As a working musical theatre writer who has—not with any deliberate trajectory, but just because that’s how it has always worked out—toiled almost exclusively in the vineyards of adaptation, I have discovered a principle that has held true for every piece I’ve ever worked on, save one. It’s much more important to adapt the sensibility of a piece than the letter of its storytelling structure. The illusion of being faithful (and it is always, only an illusion) lies with how much you channel the impression left by the original source material upon its readers or viewers. By channel I don’t necessarily mean imitate, replicate or emulate; but rather give the audience who enter as fans of the original something that satisfies their expectations, even if it surprises them too; and something that makes equally, if differently, satisfied newbies, who may be inspired to sample the original source material for themselves, also sense a real connection.
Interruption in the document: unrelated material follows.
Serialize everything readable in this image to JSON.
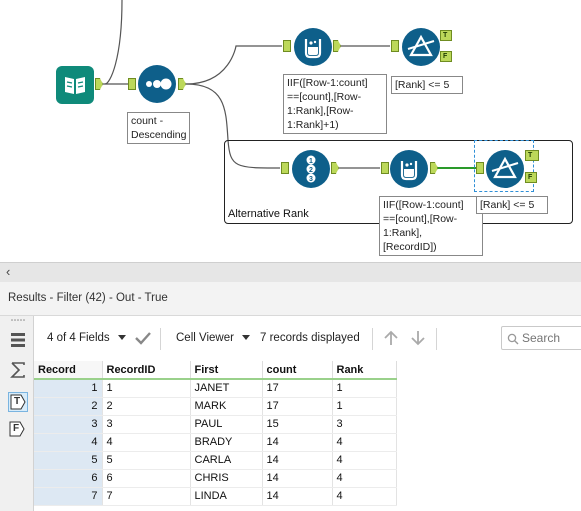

The irony is, there’s no principle to how this gets done. Adaptation always gets filtered through your own sensibility, because the only reason to adapt something is because it resonates with your own sensibility and connects with something you want to say, which may not be exactly what the original means to say; in fact, it can be quite different.
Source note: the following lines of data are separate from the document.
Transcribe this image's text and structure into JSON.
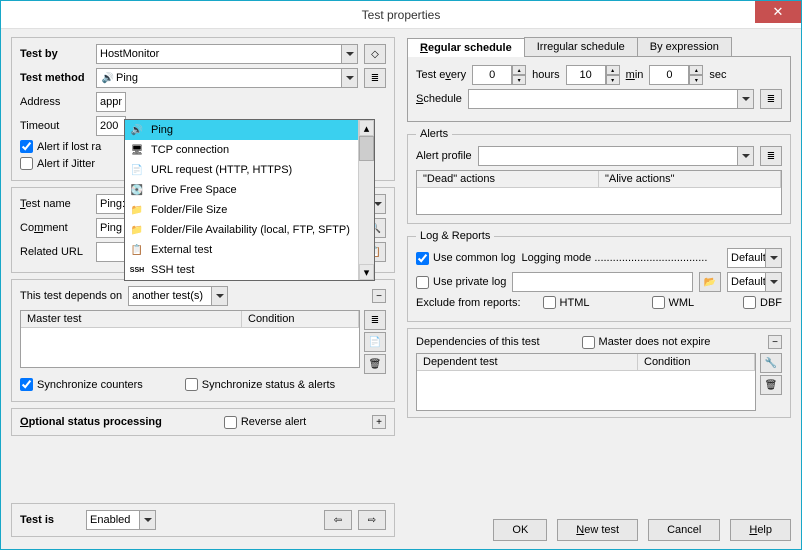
{
  "title": "Test properties",
  "left": {
    "test_by_label": "Test by",
    "test_by_value": "HostMonitor",
    "test_method_label": "Test method",
    "test_method_value": "Ping",
    "test_method_options": [
      {
        "label": "Ping",
        "icon": "🔊"
      },
      {
        "label": "TCP connection",
        "icon": "🖥"
      },
      {
        "label": "URL request (HTTP, HTTPS)",
        "icon": "📄"
      },
      {
        "label": "Drive Free Space",
        "icon": "💽"
      },
      {
        "label": "Folder/File Size",
        "icon": "📁"
      },
      {
        "label": "Folder/File Availability (local, FTP, SFTP)",
        "icon": "📁"
      },
      {
        "label": "External test",
        "icon": "📋"
      },
      {
        "label": "SSH test",
        "icon": "SSH"
      }
    ],
    "address_label": "Address",
    "address_value": "appne",
    "timeout_label": "Timeout",
    "timeout_value": "200",
    "alert_lost_label": "Alert if lost ra",
    "alert_jitter_label": "Alert if Jitter",
    "test_name_label": "Test name",
    "test_name_value": "Ping: appnee.com",
    "comment_label": "Comment",
    "comment_value": "Ping appnee.com",
    "related_url_label": "Related URL",
    "related_url_value": "",
    "depends_title": "This test depends on",
    "depends_value": "another test(s)",
    "col_master": "Master test",
    "col_condition": "Condition",
    "sync_counters": "Synchronize counters",
    "sync_status": "Synchronize status & alerts",
    "optional_title": "Optional status processing",
    "reverse_alert": "Reverse alert",
    "test_is_label": "Test is",
    "test_is_value": "Enabled"
  },
  "right": {
    "tab_regular": "Regular schedule",
    "tab_irregular": "Irregular schedule",
    "tab_expression": "By expression",
    "test_every": "Test every",
    "hours_label": "hours",
    "hours_value": "0",
    "min_label": "min",
    "min_value": "10",
    "sec_label": "sec",
    "sec_value": "0",
    "schedule_label": "Schedule",
    "alerts_title": "Alerts",
    "alert_profile": "Alert profile",
    "dead_actions": "\"Dead\"  actions",
    "alive_actions": "\"Alive actions\"",
    "log_title": "Log & Reports",
    "use_common": "Use common log",
    "logging_mode": "Logging mode .....................................",
    "use_private": "Use private log",
    "default_label": "Default",
    "exclude_label": "Exclude from reports:",
    "html": "HTML",
    "wml": "WML",
    "dbf": "DBF",
    "deps_title": "Dependencies of this test",
    "master_expire": "Master does not expire",
    "col_dependent": "Dependent test",
    "col_condition2": "Condition"
  },
  "buttons": {
    "ok": "OK",
    "new_test": "New test",
    "cancel": "Cancel",
    "help": "Help"
  }
}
Which brings me to Desire at 59E59, from The Acting Company, a collection of six one-act plays based on short stories of Tennessee Williams (he wrote them from the ‘40s through the ‘80s). Under the direction of Michael Wilson, nine actors are the messengers for six playwrights having their way with the source material and the results are as diverse as the by-lined authors.
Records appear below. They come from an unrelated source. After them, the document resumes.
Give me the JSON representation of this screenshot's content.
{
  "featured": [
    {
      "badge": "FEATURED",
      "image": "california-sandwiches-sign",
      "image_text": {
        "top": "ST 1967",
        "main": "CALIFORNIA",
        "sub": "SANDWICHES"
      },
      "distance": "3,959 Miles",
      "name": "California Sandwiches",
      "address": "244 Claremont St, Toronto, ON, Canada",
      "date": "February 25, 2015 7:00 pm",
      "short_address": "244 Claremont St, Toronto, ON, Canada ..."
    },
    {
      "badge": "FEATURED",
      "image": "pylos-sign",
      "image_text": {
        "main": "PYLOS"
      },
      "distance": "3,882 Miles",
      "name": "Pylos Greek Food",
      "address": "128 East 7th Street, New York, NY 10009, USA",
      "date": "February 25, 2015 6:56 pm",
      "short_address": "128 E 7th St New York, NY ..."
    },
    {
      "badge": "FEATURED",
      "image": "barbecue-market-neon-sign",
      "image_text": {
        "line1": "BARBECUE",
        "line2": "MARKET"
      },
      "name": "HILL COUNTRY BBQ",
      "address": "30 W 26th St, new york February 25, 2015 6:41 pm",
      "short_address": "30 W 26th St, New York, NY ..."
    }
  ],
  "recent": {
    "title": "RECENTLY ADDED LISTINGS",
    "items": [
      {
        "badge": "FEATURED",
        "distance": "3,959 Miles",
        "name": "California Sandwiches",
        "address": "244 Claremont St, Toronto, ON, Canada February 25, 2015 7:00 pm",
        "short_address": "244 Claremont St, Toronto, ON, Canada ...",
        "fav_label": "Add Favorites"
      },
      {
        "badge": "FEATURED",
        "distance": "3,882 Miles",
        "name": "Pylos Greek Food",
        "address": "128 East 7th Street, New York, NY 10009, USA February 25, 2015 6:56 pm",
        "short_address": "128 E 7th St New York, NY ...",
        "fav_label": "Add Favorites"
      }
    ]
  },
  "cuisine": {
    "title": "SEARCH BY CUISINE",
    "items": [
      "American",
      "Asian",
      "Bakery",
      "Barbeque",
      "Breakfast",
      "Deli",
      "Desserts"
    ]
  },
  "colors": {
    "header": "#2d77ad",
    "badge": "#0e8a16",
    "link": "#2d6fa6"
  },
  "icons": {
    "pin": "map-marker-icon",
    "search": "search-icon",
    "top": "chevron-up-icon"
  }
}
Beth Henley’s The Resemblance Between a Violin Case and a Coffin takes a story about a teenage love triangle that is never requited and barely articulated, and unlocks it from (while mildly retaining) its prose POV (that of a younger brother [Mickey Theis] observing his older pianist-sister [Juliet Brett], rehearsing with a young male violinist [Brian Cross] who fascinates them both). Elizabeth Egloff’s Tent Worms takes a tone poem about a marriage (Liv Rooth , Derek Smith) falling apart due to a husband’s encroaching mental illness and expands William’s quiet internal drama into a full-out portrait of delusional obsession run rampant. In You Lied to Me About Centralia, John Guare uses “Portrait of a Girl in Glass”—the story upon which Williams based The Glass Menagerie, which fairly closely resembles the play, albeit in miniature—as only an inspiration, giving him license to explore the Gentleman Caller (Theis) and his (previously) offstage Fiancé (Megan Bartle), after he returns from dinner at the Wingfields. Desire Quenched by Touch, in print (as “Desire and the Black Masseur”) a haunting tale about a consensual and increasingly sado-masochistic relationship between a white Southern customer (John Skelley) seeking pain and the black masseur (Yaegel T. Welch) only too willing to oblige, is transformed by Marcus Gardley from a “simple” telling of an insidious Southern Gothic story of twisted passion meeting quiet rage, to a story with a flashback framework involving a police detective (Smith) and extra touches that could have it function as a teleplay for Tales of the Unexpected, Tales from the Darkside or maybe even the ‘80s incarnation of The Twilight Zone. In Oriflamme, David Grimm uses a short story of two character sketches as an excuse to channel Blanche DuBois (Rooth) into a character with another name and have her instigate a park bench encounter with a random stranger (Smith) who is only as gracious as the libido she inflames allows him to be. And finally The Field of Blue Children, by Rebecca Gilman is, like the opening play, a more explicitly dramatized iteration of a story which, on the page, is more implicit, about romance breaking class barriers.
As you might imagine, the anthology is a mixed bag; director Michael Wilson’s sense of behavioral verisimilitude is not uniformly easy in all of the styles required, and likewise, not every actor is suited to each of his roles uniformly (with the exceptions of Liv Rooth and Derek Smith, who I think emerge as the evening’s stars)—but this is to be expected, especially with six one act plays to present; and the built-in challenge, as you might also imagine, is to revel in the clear victories and manage the best you can with the compromises; and on that level, all; hands score pretty high.
For the curious, I, as a viewer, fell into the camp of newbies who decide to investigate the source. I did not know the Williams short stories earlier. But I was inspired to check ‘em out off the notion, which proved correct, that whatever extra work and added agendas were being fulfilled by adaptation, it was all following a path that Williams had intended to carve; and that he might well (and I think would) have been very pleased to see what his descendants have wrought.